- 1801-5
- First Barbary War
- To combat piracy against American shipping in the Mediterranean, the United States went to war against the Ottoman regencies along what was then called the Barbary Coast of North Africa. American naval ships blockaded and bombarded Tripoli, and a small force of Marines and mercenaries captured the fortified city of Derna.
- 1942-70World War II and the Cold War
In the North African campaign of World War II, the British did most of the ground fighting in Libya while the American Army fought farther west. But once Axis forces had been driven from the continent, Libya became a major base for American long-range bombers and for the invasion of Italy.
After the war, the United States kept a major air base in Libya for training and strategic missions. The base was closed in 1970, after the coup that brought Col. Muammar el-Qaddafi to power, under an agreement Washington reached with the previous government.
- 1981Dogfight Over the Mediterranean
At a time of mounting tensions between Colonel Qaddafi and the West, American F-14 jets shot down two Libyan Su-22 fighters that intercepted them over the Gulf of Sidra, in an area Libya had unilaterally claimed as its territorial waters and airspace.
- March 1986Skirmish at Sea
American naval vessels conducting maneuvers in the Gulf of Sidra are confronted by Libyan corvettes and patrol boats, and missiles are fired. The American forces destroy or damage several of the Libyan vessels.
- April 1986Bombing Qaddafi’s Compound
American forces carried out airstrikes against targets in Tripoli in retaliation for a terrorist attack on a West Berlin nightclub frequented by American service members. One of the targets was Colonel Qaddafi’s personal residential compound on the grounds of the Bab al-Aziziya army barracks. Forewarned, Colonel Qaddafi escaped unharmed.
- 1989Dogfighting Again
In a near repeat of the 1981 episode, American jets shoot down two Libyan MiG-23s over the same area in the Gulf of Sidra.
- 2011Libyan Civil War
A NATO military coalition led by France, Britain and the United States intervened in the Libyan civil war with airstrikes and a naval blockade. The stated purpose was to protect civilians, under Security Council Resolution 1973, but the effect was to tip the balance in the fighting in favor of the anti-Qaddafi forces, who ultimately drove him from power and killed him as he fled.

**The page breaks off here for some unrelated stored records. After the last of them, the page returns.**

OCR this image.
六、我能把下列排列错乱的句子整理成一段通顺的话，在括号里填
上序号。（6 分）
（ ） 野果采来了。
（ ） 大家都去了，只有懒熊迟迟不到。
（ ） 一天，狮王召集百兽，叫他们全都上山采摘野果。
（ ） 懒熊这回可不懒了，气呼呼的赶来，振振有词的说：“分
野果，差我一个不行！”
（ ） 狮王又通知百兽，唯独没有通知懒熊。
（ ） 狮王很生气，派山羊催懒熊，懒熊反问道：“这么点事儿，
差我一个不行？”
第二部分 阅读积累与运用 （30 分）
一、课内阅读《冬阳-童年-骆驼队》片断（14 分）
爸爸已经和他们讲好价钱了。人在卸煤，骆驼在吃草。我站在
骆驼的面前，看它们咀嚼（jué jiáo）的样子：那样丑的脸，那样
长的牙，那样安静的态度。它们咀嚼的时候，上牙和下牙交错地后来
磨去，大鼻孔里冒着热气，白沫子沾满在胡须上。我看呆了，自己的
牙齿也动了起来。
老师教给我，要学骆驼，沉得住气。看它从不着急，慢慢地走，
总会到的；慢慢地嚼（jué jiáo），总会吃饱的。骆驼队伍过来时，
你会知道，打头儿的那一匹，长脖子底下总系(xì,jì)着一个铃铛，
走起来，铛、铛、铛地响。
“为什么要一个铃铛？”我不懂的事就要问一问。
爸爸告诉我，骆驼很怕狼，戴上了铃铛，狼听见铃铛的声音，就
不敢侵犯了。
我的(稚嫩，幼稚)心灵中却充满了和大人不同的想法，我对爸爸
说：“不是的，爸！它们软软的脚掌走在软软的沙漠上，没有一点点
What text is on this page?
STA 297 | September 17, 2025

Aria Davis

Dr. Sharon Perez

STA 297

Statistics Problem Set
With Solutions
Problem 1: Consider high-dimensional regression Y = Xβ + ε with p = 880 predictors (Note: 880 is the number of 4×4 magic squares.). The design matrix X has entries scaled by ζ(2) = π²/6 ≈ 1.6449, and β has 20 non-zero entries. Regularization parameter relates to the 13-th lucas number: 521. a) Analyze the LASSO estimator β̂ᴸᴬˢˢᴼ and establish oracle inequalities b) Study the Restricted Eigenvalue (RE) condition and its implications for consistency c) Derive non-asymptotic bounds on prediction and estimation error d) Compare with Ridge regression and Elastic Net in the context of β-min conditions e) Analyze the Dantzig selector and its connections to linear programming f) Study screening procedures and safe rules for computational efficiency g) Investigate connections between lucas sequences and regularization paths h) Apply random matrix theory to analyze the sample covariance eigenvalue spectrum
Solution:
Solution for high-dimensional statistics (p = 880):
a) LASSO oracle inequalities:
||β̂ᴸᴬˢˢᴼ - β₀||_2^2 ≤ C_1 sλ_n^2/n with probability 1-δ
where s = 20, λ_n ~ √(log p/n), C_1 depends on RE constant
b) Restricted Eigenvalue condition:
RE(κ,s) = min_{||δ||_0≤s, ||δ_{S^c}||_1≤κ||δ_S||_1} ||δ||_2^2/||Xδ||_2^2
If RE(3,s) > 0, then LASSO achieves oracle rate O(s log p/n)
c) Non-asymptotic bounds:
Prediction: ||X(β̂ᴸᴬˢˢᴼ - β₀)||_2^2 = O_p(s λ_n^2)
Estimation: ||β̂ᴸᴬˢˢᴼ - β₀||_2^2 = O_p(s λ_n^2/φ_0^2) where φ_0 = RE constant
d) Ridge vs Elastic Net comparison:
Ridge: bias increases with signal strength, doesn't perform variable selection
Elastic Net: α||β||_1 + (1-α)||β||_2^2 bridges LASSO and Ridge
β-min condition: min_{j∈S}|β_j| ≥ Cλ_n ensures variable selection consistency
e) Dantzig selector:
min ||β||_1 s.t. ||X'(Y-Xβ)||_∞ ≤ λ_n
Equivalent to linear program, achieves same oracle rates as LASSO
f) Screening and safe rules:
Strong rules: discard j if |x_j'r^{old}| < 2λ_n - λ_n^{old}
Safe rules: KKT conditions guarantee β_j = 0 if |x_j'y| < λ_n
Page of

- 2015-16Raids Against Terrorists
American warplanes carry out a series of targeted strikes aimed at Islamic State leaders and Tunisian terrorist figures taking refuge in the anarchy of post-Qaddafi Libya.

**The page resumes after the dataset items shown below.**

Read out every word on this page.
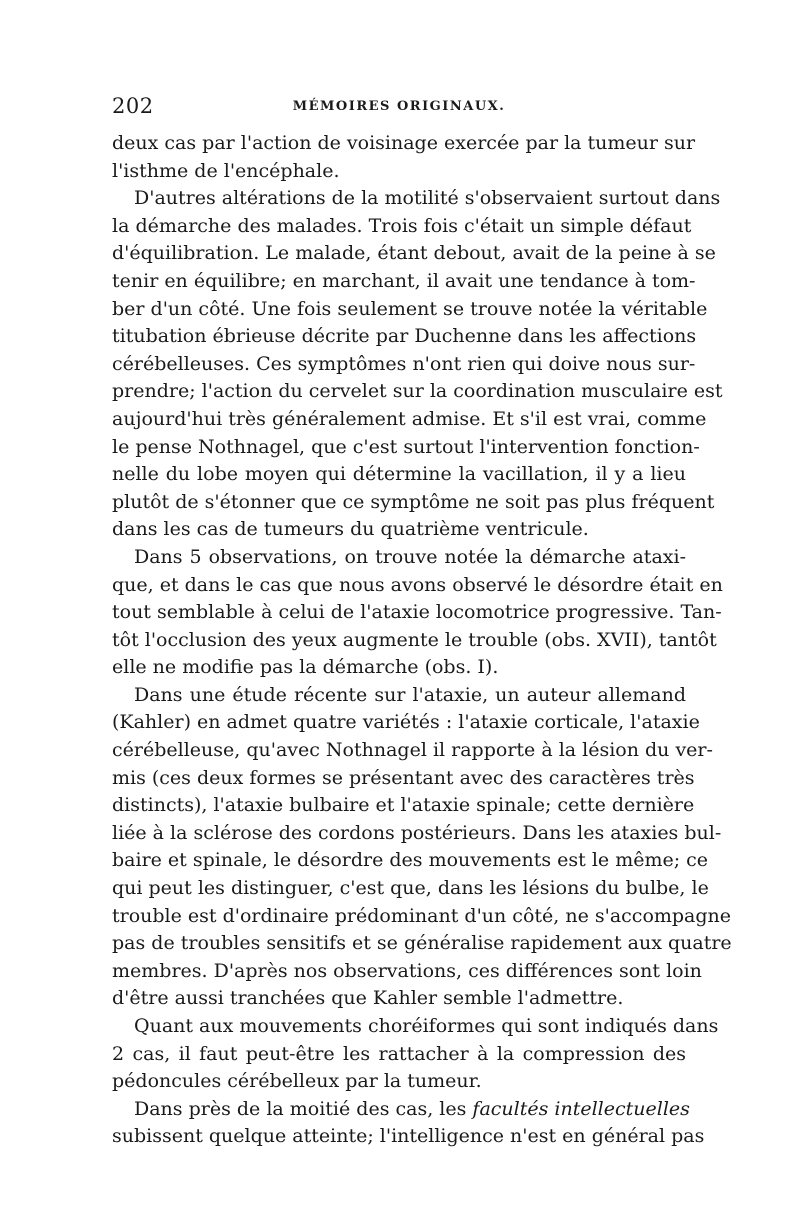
202	MÉMOIRES ORIGINAUX.
deux cas par l'action de voisinage exercée par la tumeur sur
l'isthme de l'encéphale.
D'autres altérations de la motilité s'observaient surtout dans
la démarche des malades. Trois fois c'était un simple défaut
d'équilibration. Le malade, étant debout, avait de la peine à se
tenir en équilibre; en marchant, il avait une tendance à tom-
ber d'un côté. Une fois seulement se trouve notée la véritable
titubation ébrieuse décrite par Duchenne dans les affections
cérébelleuses. Ces symptômes n'ont rien qui doive nous sur-
prendre; l'action du cervelet sur la coordination musculaire est
aujourd'hui très généralement admise. Et s'il est vrai, comme
le pense Nothnagel, que c'est surtout l'intervention fonction-
nelle du lobe moyen qui détermine la vacillation, il y a lieu
plutôt de s'étonner que ce symptôme ne soit pas plus fréquent
dans les cas de tumeurs du quatrième ventricule.
Dans 5 observations, on trouve notée la démarche ataxi-
que, et dans le cas que nous avons observé le désordre était en
tout semblable à celui de l'ataxie locomotrice progressive. Tan-
tôt l'occlusion des yeux augmente le trouble (obs. XVII), tantôt
elle ne modifie pas la démarche (obs. I).
Dans une étude récente sur l'ataxie, un auteur allemand
(Kahler) en admet quatre variétés : l'ataxie corticale, l'ataxie
cérébelleuse, qu'avec Nothnagel il rapporte à la lésion du ver-
mis (ces deux formes se présentant avec des caractères très
distincts), l'ataxie bulbaire et l'ataxie spinale; cette dernière
liée à la sclérose des cordons postérieurs. Dans les ataxies bul-
baire et spinale, le désordre des mouvements est le même; ce
qui peut les distinguer, c'est que, dans les lésions du bulbe, le
trouble est d'ordinaire prédominant d'un côté, ne s'accompagne
pas de troubles sensitifs et se généralise rapidement aux quatre
membres. D'après nos observations, ces différences sont loin
d'être aussi tranchées que Kahler semble l'admettre.
Quant aux mouvements choréiformes qui sont indiqués dans
2 cas, il faut peut-être les rattacher à la compression des
pédoncules cérébelleux par la tumeur.
Dans près de la moitié des cas, les facultés intellectuelles
subissent quelque atteinte; l'intelligence n'est en général pas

Among the targets are Seifallah bin Hussein, leader of an offshoot of Al Qaeda in Tunisia (reported killed in a strike on Ajdabiya in June); Abu Nabil, also known as Wissam Najm Abd Zayd al Zubaydi, an Iraqi who led the Islamic State’s arm in Libya (reported killed in a strike on Darnah in November); and most recently, Noureddine Chouchane, a senior Tunisian terrorist operative, who the Pentagon said was probably killed on Friday in a strike on an Islamic State camp outside Sabratha.